La compensation entre la dette de dommages intérêts à laquelle les époux X et la société Montsûrs Autombiles sont tenus solidairement à l’égard des époux Y et la créance des époux Y à l’égard des époux X et de la société Montsûrs Automobiles, sera ordonnée à due concurrence.
- Sur les autres demandes
La décision critiquée sera confirmée en ses dispositions relatives aux dépens et frais irrépétibles sauf à préciser que les condamnations sont prononcées in solidum et non solidairement .
Partie perdante, les époux X et la société Montsûrs seront déboutés de leur demande fondée sur les dispositions de l’article 700 du code de procédure civile et seront condamnés in solidum aux dépens d’appel.

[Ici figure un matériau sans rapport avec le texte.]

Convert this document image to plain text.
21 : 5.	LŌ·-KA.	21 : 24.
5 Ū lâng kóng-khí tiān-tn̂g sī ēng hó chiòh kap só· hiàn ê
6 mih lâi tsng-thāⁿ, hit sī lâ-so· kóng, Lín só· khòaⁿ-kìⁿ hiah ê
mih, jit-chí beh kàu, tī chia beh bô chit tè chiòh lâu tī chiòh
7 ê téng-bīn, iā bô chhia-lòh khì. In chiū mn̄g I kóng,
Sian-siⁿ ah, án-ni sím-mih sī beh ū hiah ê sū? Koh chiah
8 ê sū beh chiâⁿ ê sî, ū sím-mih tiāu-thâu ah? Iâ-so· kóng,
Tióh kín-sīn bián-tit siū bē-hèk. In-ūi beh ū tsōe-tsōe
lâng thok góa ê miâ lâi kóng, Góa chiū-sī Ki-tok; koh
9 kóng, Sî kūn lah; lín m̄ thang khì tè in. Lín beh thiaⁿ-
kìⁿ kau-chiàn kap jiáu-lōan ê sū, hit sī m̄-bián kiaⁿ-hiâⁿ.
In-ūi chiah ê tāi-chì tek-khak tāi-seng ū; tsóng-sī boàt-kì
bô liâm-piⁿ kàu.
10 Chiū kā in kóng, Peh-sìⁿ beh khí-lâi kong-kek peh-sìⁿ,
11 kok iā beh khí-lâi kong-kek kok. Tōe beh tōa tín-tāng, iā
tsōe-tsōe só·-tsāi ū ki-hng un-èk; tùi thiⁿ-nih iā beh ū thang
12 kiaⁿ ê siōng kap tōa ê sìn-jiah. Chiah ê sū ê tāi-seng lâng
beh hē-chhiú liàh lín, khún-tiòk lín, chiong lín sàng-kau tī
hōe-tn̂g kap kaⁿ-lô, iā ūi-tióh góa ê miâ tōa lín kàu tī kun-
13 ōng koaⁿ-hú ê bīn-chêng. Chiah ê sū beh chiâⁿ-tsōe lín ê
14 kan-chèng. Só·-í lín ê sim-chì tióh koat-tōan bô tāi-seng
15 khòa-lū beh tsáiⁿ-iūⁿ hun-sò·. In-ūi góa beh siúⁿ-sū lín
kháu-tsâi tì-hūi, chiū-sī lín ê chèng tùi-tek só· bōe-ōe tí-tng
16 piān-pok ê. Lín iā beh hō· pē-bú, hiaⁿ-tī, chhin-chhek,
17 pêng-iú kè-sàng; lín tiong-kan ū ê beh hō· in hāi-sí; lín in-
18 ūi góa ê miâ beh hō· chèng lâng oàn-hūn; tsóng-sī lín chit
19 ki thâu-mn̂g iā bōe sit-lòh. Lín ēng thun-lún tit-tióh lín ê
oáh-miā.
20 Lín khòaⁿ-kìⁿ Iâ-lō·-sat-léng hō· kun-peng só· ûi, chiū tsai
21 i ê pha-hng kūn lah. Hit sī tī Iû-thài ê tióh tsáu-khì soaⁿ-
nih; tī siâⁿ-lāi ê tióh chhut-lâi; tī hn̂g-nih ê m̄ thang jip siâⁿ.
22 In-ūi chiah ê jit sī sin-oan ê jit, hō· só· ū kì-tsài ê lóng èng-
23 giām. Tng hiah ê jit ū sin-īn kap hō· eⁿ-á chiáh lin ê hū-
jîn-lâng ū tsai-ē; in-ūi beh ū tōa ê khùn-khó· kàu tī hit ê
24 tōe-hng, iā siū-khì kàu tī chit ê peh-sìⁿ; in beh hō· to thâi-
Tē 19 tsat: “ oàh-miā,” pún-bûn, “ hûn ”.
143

Il n’apparaît pas inéquitable de laisser aux époux Y la charge de leurs frais irrépétibles d’appel.
PAR CES MOTIFS
La Cour statuant par arrêt contradictoire, rendu par mise à disposition au greffe,
CONFIRME le jugement du tribunal de commerce de Laval du 14 février 2018 :
- en ce qu’il a rejeté la demande de la société Montsûrs Automobiles de mise hors de cause,
- condamné les époux X et la société Montsûrs Automobiles solidairement à payer aux époux Y la somme de 500 euros au titre du coût d’enlèvement des évents,
- en ses dispositions relatives aux dépens et frais irrépétibles, sauf à préciser que les condamnations sont prononcées in solidum et non solidairement ;
INFIRME le jugement du tribunal de commerce de Laval du 14 février 2018 en ses autres dispositions critiquées,
Statuant à nouveau et y ajoutant,
CONDAMNE les époux X et la société Montsûrs Automobiles solidairement à payer aux époux Y la somme de 5 000 euros à titre de dommages intérêts ;
CONDAMNE les époux Y à payer aux époux X et à la société Montsûrs Automobiles, au titre de leur participation aux travaux de neutralisation d’une cuve à paroi simple enterrée, la somme de 2 148,50 euros ;
ORDONNE la compensation entre la dette de dommages intérêts à laquelle les époux X et la société Montsûrs Autombiles sont tenus solidairement à l’égard des époux Y et la créance des époux Y à l’égard des époux X et de la société Montsûrs Automobiles, à due concurrence ;
CONDAMNE les époux X et la société Montsûrs Automobiles in solidum aux dépens d’appel ;
DEBOUTE les parties de leurs demandes fondées sur les dispositions de l’article 700 du code de procédure civile au titre des frais irrépétibles d’appel ;
DEBOUTE les parties de leurs demandes plus amples ou contraires.